Dangling (single-source mention, deferred per CLAUDE.md author-entity promotion rule):
- Felipe A. Csaszar — lead author (Professor of Strategy, Michigan Ross). Promote on second-source mention.
- Harsh Ketkar — co-author (Assistant Professor, UT Austin McCombs).
- Hyunjin Kim — co-author (Assistant Professor of Strategy, INSEAD).
- Felin & Zenger, Zellweger, Felin & Holweg — cited theory-based-view scholars (not authors here).
Source-quality flag
- Strengths: peer-reviewed (Strategy Science, INFORMS); two empirical studies in realistic strategy settings (accelerator + competition) rather than toy tasks; a clean cognitive-process framework; the wiki’s first academic-strategy anchor on AI + SDM and first to engage the theory-based view directly. Open-access (CC-BY-NC-ND).

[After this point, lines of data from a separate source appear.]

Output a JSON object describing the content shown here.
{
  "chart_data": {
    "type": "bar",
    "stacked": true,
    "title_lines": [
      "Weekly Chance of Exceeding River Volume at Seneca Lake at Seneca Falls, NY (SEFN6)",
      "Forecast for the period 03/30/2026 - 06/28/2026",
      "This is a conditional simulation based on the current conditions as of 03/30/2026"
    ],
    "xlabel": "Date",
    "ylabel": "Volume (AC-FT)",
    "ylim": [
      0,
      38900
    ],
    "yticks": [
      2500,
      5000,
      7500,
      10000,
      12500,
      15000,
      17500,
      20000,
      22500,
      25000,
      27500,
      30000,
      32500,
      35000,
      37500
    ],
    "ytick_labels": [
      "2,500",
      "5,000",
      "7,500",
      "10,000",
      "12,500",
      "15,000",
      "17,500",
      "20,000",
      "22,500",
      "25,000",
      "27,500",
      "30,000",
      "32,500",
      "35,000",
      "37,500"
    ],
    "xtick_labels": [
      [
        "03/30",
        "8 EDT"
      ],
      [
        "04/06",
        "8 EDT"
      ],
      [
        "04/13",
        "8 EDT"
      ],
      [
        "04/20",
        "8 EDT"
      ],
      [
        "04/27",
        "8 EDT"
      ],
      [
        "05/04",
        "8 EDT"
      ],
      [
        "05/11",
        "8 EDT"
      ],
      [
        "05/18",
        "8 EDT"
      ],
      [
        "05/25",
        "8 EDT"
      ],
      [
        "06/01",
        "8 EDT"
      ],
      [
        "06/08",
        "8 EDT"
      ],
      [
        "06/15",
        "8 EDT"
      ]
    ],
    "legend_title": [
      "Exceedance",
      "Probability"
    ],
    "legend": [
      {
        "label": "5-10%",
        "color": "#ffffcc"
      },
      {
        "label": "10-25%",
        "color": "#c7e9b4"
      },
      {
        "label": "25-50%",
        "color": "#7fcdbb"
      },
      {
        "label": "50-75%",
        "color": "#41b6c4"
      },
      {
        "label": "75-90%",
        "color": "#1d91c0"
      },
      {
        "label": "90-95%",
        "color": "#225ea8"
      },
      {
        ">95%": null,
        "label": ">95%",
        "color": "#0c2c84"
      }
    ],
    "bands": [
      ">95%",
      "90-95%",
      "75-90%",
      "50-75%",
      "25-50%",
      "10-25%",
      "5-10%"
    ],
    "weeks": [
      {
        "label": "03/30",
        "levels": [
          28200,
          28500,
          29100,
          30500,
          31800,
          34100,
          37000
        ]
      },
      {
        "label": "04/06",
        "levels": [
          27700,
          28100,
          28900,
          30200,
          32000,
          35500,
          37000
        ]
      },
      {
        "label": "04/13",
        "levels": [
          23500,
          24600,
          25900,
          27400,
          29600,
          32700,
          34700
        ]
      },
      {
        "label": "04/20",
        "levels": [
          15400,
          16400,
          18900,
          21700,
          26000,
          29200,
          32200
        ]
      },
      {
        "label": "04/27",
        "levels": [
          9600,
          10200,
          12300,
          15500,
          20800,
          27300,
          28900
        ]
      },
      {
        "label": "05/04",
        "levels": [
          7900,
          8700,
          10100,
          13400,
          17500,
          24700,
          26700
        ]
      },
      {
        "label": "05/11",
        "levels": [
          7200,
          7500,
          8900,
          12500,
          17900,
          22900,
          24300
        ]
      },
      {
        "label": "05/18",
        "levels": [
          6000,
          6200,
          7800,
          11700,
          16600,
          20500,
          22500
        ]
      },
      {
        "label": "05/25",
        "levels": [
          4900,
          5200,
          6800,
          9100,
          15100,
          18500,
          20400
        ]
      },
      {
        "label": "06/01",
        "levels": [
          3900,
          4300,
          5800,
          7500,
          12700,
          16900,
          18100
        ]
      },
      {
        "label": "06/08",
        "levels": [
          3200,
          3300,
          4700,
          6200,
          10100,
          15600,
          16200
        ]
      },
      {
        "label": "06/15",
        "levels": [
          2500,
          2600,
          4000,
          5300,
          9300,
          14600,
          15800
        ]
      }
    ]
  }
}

- Caveats: studies use 2023–24-vintage LLMs (capability has since advanced — both raising and complicating the findings); “comparable to entrepreneurs and investors” is a level-of-performance claim, not a firm-performance claim (the authors are explicit that firm impact depends on competitive dynamics); generalisability beyond entrepreneurial/VC settings is untested.
- Per CLAUDE.md §Lifecycle: baseline 0.70 + 0.05 (peer-reviewed) + dual-study empirical strength → confidence 0.78.
Open questions for the wiki
- Re-test with frontier models. The empirical comparisons predate 2025–26 frontier models; a replication would sharpen the “comparable to humans” claim.
- Does the Ricardian→Schumpeterian→erased trichotomy get a concept-page home? It is a candidate addition to strategy / theory-based-view as AI-era competitive-advantage scenarios.
- Second Csaszar / Kim source would promote the authors from dangling to entities and strengthen the wiki’s academic-strategy spine.